British oil and gas multinational Shell posted its Q1 2022 earnings report on Thursday which benefited from the soaring profits seen across the oil and gas industry.
British oil and gas giant Shell plc (LON: SHEL) recently released its Q1 2022 earnings report, which showed the highest quarterly profit since 2008. The upswing came out The primary reason for this upswing in fortune was the sustained rebound in oil and gas prices that began last year. In 2021, Shell also reported a sharp increase in full-year profit on soaring commodity prices.
Shell’s upbeat performance for Q1 2022 comes amid the costly write-downs endured by several energy majors from withdrawing from Russia.
As a result of Shell’s highest quarterly profit since 2008, there are now calls for a one-off windfall tax on oil and gas companies.
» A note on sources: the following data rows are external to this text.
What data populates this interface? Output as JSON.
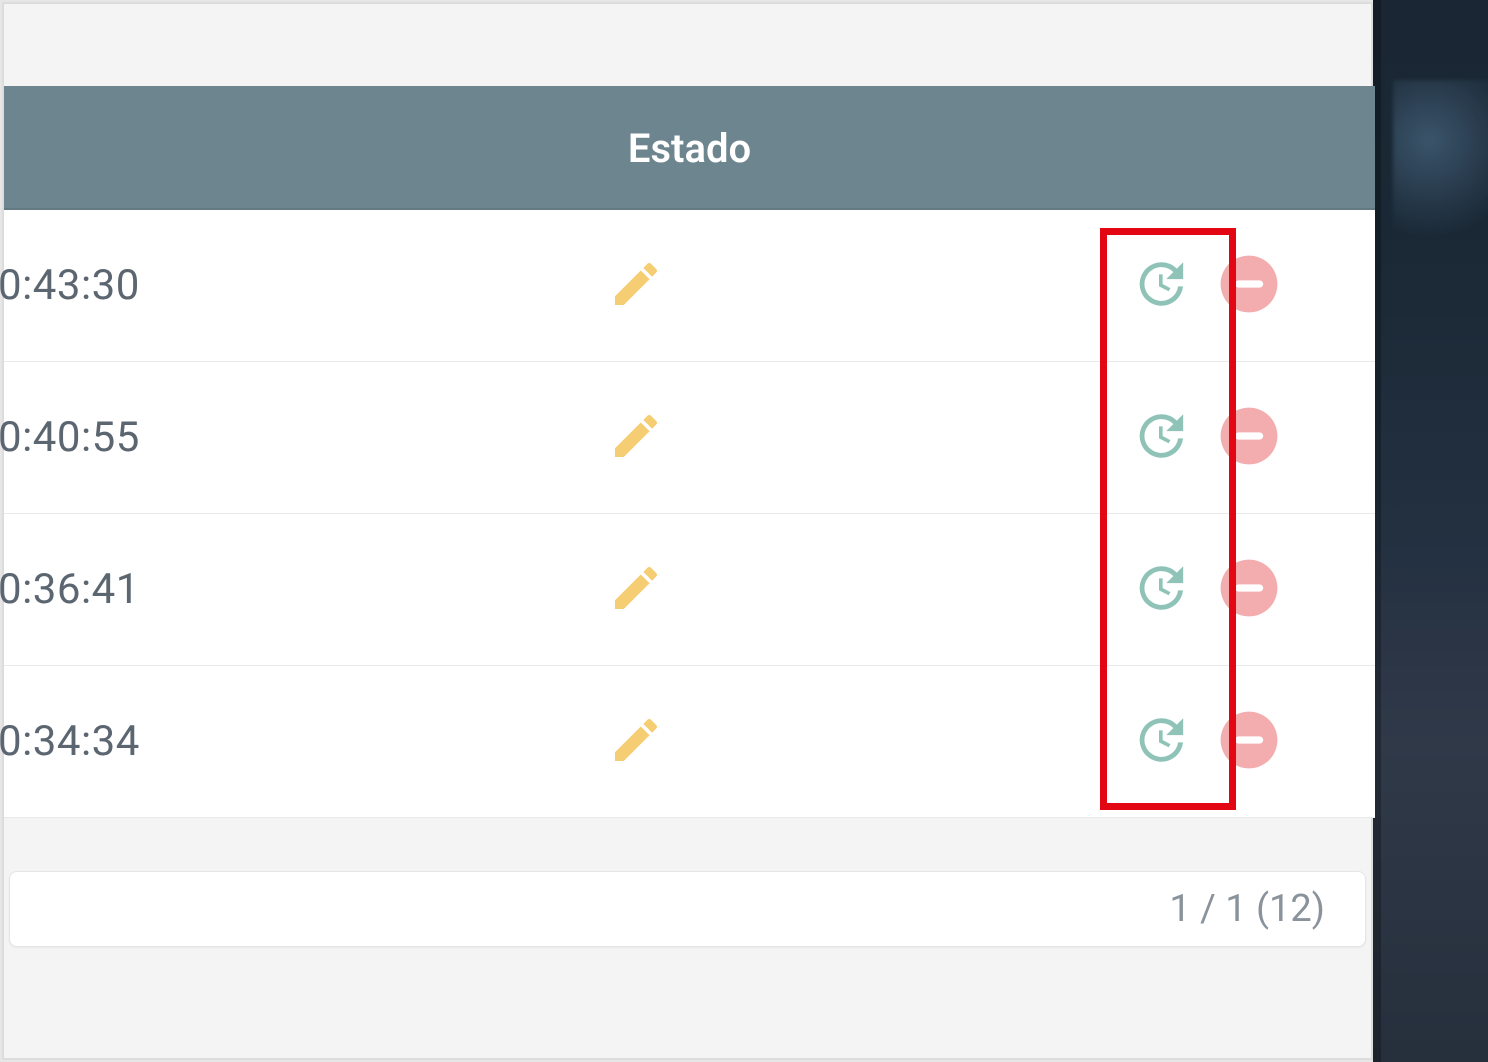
{
  "colors": {
    "header_bg": "#6d858f",
    "pencil": "#f5cd73",
    "history": "#8fc3b8",
    "delete": "#f3adae",
    "delete_dash": "#ffffff",
    "highlight_border": "#e30613",
    "text_muted": "#5b6670",
    "pagination_text": "#8a939b"
  },
  "table": {
    "columns": {
      "estado": "Estado"
    },
    "rows": [
      {
        "time": "0:43:30"
      },
      {
        "time": "0:40:55"
      },
      {
        "time": "0:36:41"
      },
      {
        "time": "0:34:34"
      }
    ]
  },
  "pagination": {
    "text": "1 / 1 (12)"
  }
}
This is to assist UK households that are currently facing steep energy costs.
Insight into Shell Q1 2022 Outing
For the period ended on March 31st, Shell posted adjusted earnings of $9.1 billion, which is on par with the consensus estimate. This revenue haul far outstrips the $3.2 billion it raked in over the same period a year earlier. Furthermore, it is also substantially higher than the $6.4 billion realized in the preceding quarter.
As a result of this, Shell announced intentions to increase its dividend by about 4% to $0.25 per share for the first quarter. In addition, the London-headquartered company also plans to effect a massive $8.5 billion share buyback program during the first half of 2022. Shell has stated that it already has $4 billion and will have the rest before it announces its Q2 earnings.
Shell’s UK rival BP plc also announced plans to boost share buybacks on Tuesday. This decision came about after its Q1 net profit ascended to its highest level in more than a decade. Other energy giants, including America’s Chevron and Exxon Mobil, France’s TotalEnergies, and Norway’s Equinor, all posted strong Q1 profits.
Exit from Russia
Shell touched on its exit from Russia and how that impacted its balance sheet and overall bottom line. According to the British oil and gas heavyweight, it took $3.9 billion of post-tax charges in the first quarter. In addition, the company previously cautioned that it could write off between $4 billion and $5 billion in asset value due to the exit.
However, Shell also noted that these charges would do little to affect its adjusted earnings. CEO Ben van Beurden issued a statement discussing the Eastern European war and its domino effect on global energy. According to him, “the war in Ukraine is first and foremost a human tragedy, but it has also caused significant disruption to global energy markets and has shown that secure, reliable and affordable energy simply cannot be taken for granted.”
Rising UK Energy Costs
Shell profits have jumped 36% year-to-date, and the latest Q1 results are drawing criticism from union groups and environmental campaigners. Their grievance is that UK fossil fuel companies are realizing “obscene” profits when several consumers face surging energy costs. Presently, opposition lawmakers are lobbying British Prime Minister Boris Johnson’s government to impose higher taxes on oil and gas firms. This is part of the government’s plan to help said struggling households.